Stivarga (regorafenib, Bayer) — a kinase inhibitor that works by blocking several enzymes that promote cancer growth — became the first FDA-approved treatment for advanced liver cancer since sorafenib. Sixteen months later, based on data from the phase 3 REFLECT trial, Lenvima (lenvatinib, Eisai) received FDA approval, becoming the first front-line therapy approved for unresectable HCC in a decade. Within a year, FDA approved two more multi-kinase inhibitors, Cabometyx (cabozantinib, Exelixis) and Cyramza (ramucirumab, Eli Lilly).

Three additional treatments received accelerated approval — the anti-PD-1 antibodies Opdivo (nivolumab, Bristol Myers Squibb) and Keytruda (pembrolizumab, Merck), and nivolumab plus the anti-CTLA-4 antibody Yervoy (ipilimumab, Bristol Myers Squibb) — although these approvals have been the subject of an FDA review.

After a decade-long drought, the tidal wave of drugs approved for HCC from 2017 to 2020 opened the window to a myriad of opportunities for advancing research and improving outcomes.

“We’ve learned some things from what we did during those negative studies in regard to trial design and the natural history of liver cancer,” Finn said. “It took time and trial and error to develop these more active drugs.”

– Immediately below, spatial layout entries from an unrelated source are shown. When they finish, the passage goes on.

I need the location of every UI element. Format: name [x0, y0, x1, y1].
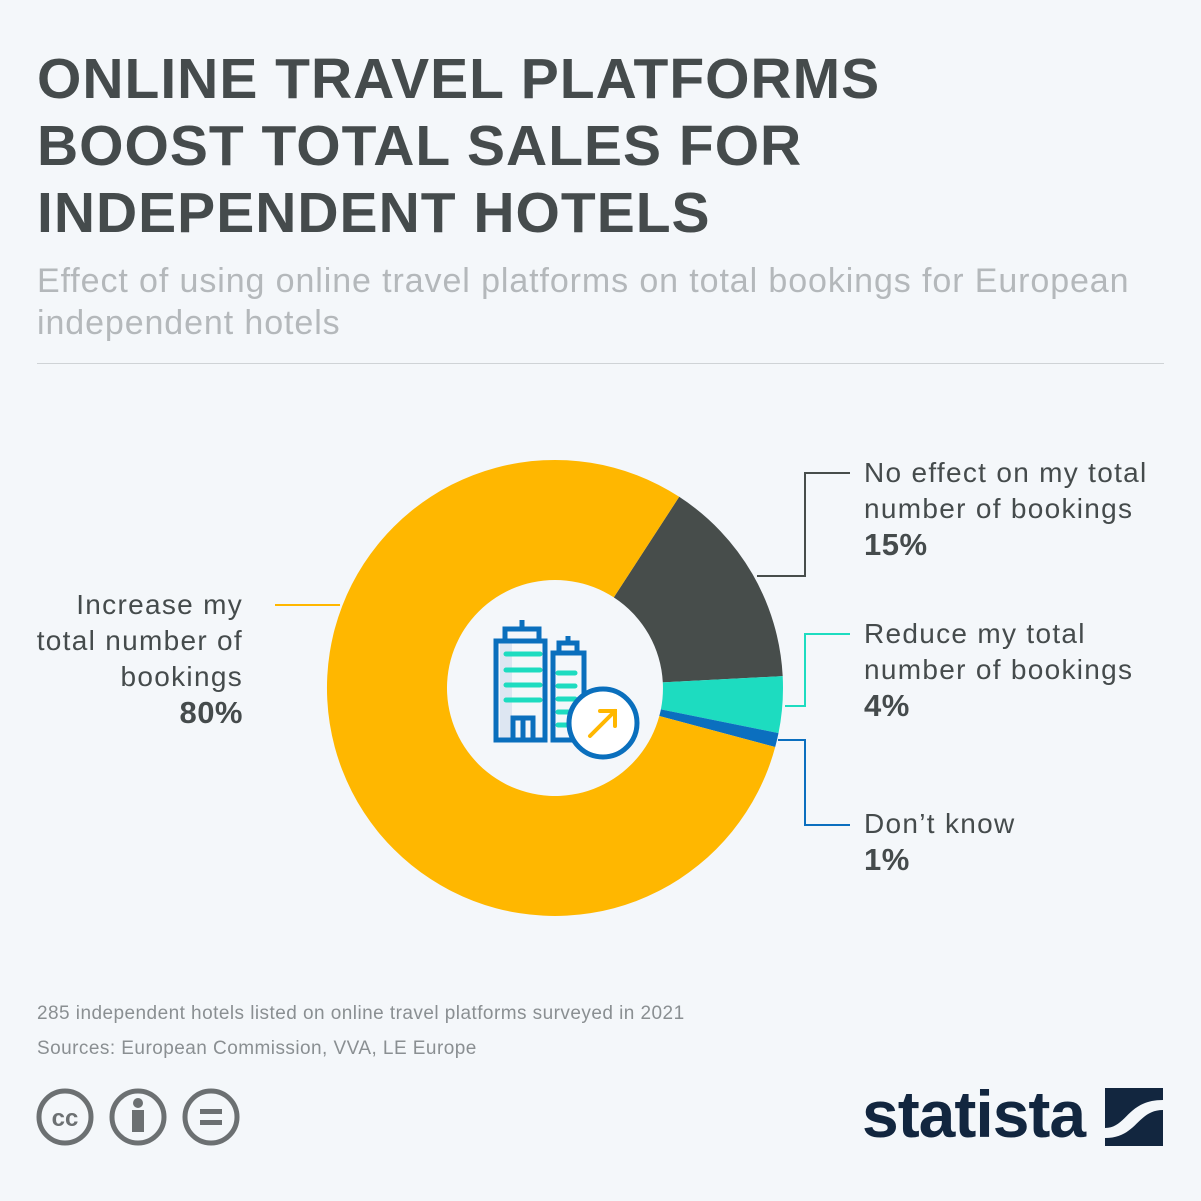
title: ONLINE TRAVEL PLATFORMS: [37, 47, 880, 111]
label: increase: 80%: [179, 695, 243, 730]
cc icons: [36, 1088, 240, 1146]
connector lines: [275, 473, 850, 825]
icon: hotel with growth arrow: [496, 620, 637, 757]
label: reduce: Reduce my total: [864, 618, 1086, 649]
title: [37, 47, 880, 245]
label: increase: total number of: [37, 625, 243, 656]
label: no effect: 15%: [864, 527, 928, 562]
label: no effect: No effect on my total: [864, 457, 1148, 488]
cc icons: cc: [52, 1105, 78, 1132]
label: don't know: Don’t know: [864, 808, 1016, 839]
sources: Sources: European Commission, VVA, LE Europe: [37, 1038, 477, 1059]
label: no effect: [864, 457, 1148, 562]
label: increase: bookings: [121, 661, 243, 692]
footnote: 285 independent hotels listed on online travel platforms surveyed in 2021: [37, 1003, 685, 1024]
label: no effect: number of bookings: [864, 493, 1133, 524]
label: increase: Increase my: [76, 589, 243, 620]
label: reduce: number of bookings: [864, 654, 1133, 685]
title: INDEPENDENT HOTELS: [37, 181, 711, 245]
statista logo: statista: [862, 1077, 1085, 1151]
subtitle: Effect of using online travel platforms on total bookings for European independent hotels: [37, 262, 1129, 342]
label: don't know: [864, 808, 1016, 877]
label: reduce: 4%: [864, 688, 910, 723]
title: BOOST TOTAL SALES FOR: [37, 114, 802, 178]
label: don't know: 1%: [864, 842, 910, 877]
label: reduce: [864, 618, 1133, 723]
label: increase: [37, 589, 243, 730]
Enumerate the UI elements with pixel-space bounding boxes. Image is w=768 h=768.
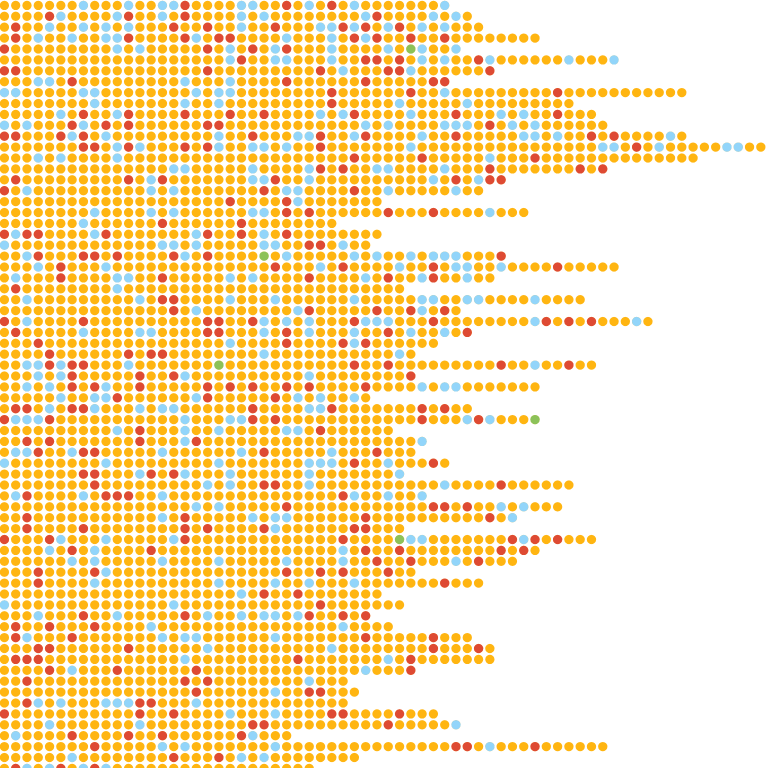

Finn led the phase 3 IMbrave150 trial, which compared the PD-L1 inhibitor Tecentriq (atezolizumab, Genentech/Roche) plus the VEGF inhibitor Avastin (bevacizumab, Genentech/Roche) with sorafenib among patients with unresectable HCC. Results of the trial, published in May in The New England Journal of Medicine, are considered the next milepost in research and led to FDA approval of the combination for this patient population.

An updated analysis presented in January after median follow-up of 15.6 months showed the combination reduced the risk for death by 34% (median OS, 19.2 months vs. 13.4 months; HR = 0.66; 95% CI, 0.52-0.85).

“It’s the dawn of a new era of combinations, a true breakthrough,” Llovet said. “The first HR reported [from IMbrave150] was 0.58, which is outstanding. With longer follow-up there was some regression to the HR, to 0.66, which is still outstanding. The objective response rate of approximately 30% is very, very good.”